The valuable lessons I’ve learned from theater have enriched my high school education and I am confident they will enrich the rest of my life. We never know how long we will have on this earth, so with the time we have, I am so grateful that I have had such a loving, impactful environment that has helped me grow in many areas of my life. I look forward to the future where I can continue to perform and inspire others to become their best selves as well.

Geneva Community High School

From Geneva Community High School, the recipient was Hannah Thill!

The Winning Submission

In the midst of a chaotic school day, I place my viola on my shoulder and draw my bow across its strings. For 50 minutes, I am transported out of the school, completely enthralled in the world of orchestra. I have always been an honors student, with a schedule packed with courses designed to challenge every area of my mind, but orchestra is a release. Challenging as it may be, music provides a release, a chance for me to express whatever emotions I may be feeling into art. Recharging for the school day, music leaves me more focused and ready to tackle the concepts of my core classes.

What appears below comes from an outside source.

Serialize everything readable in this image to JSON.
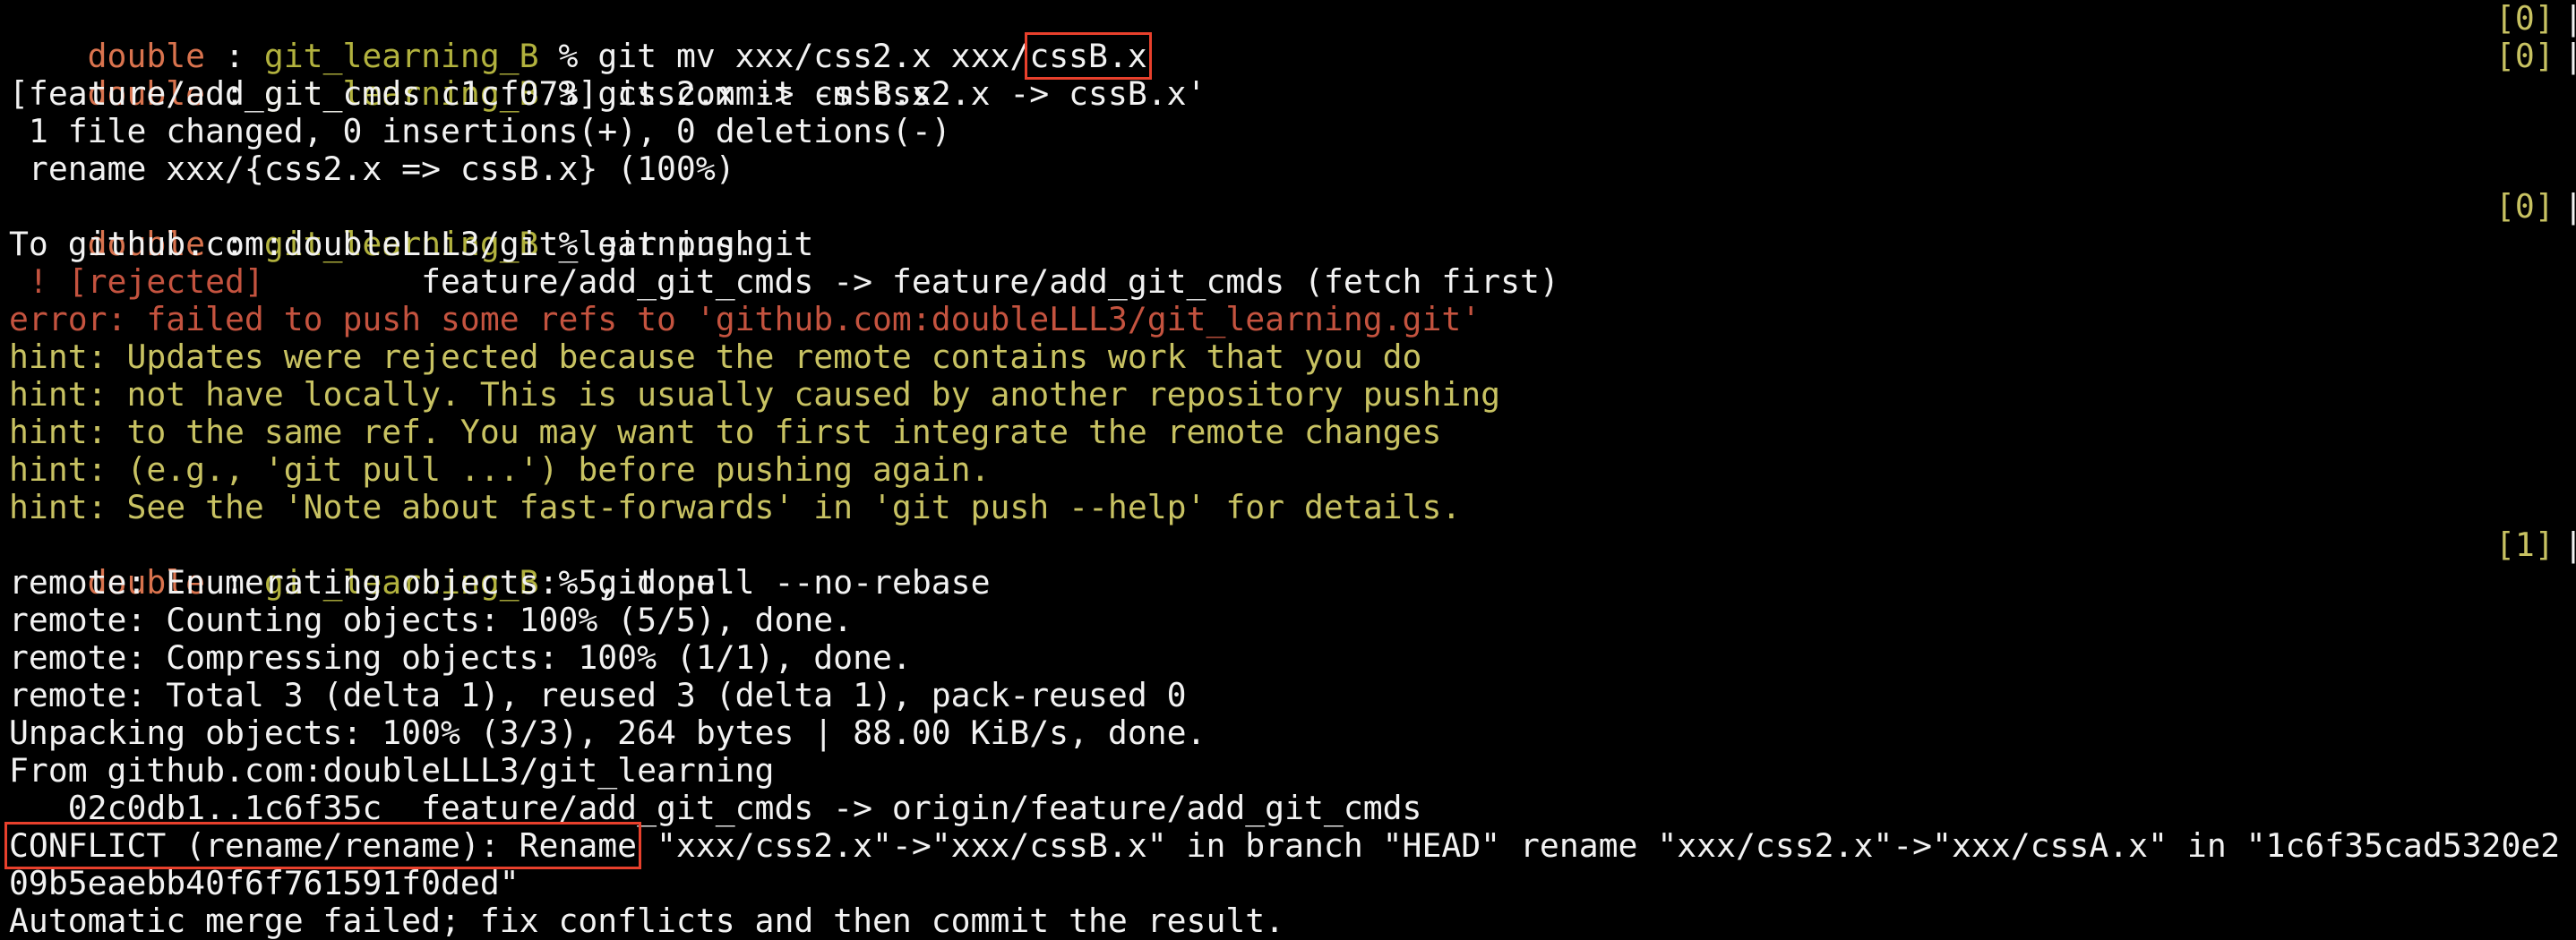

As I play a Bach fugue, I notice the patterns in the music, and how the melodies and counterpoints interact between sections and seamlessly transform over time. Seamlessly threaded together, a pattern can be found in this art. Finding patterns in life is necessary; from geometric sequences to sentence structures, patterns dictate how we live. Identifying these patterns in music has translated into my academic courses, translating the creativity I thrive in into logic.

But music isn’t solely about patterns, as prominent as they may be. Music expounds upon human emotions. Every feeling is perfectly planned out, the sheet music in front of me is a roadmap of emotions. How is this any different than in an English class? The author uses their sentence structure and words to generate emotions just like composers with their music.

All of this, identifying patterns, and seeing how emotions are seamlessly woven into every aspect of life, translate into my core classes. I find myself excelling through these lessons music teaches me, and I use the escape my orchestra class provides me to prepare for the courses ahead of me. The bell rings, and orchestra class is over, but the lessons learned in orchestra will remain with me throughout the day, throughout my life.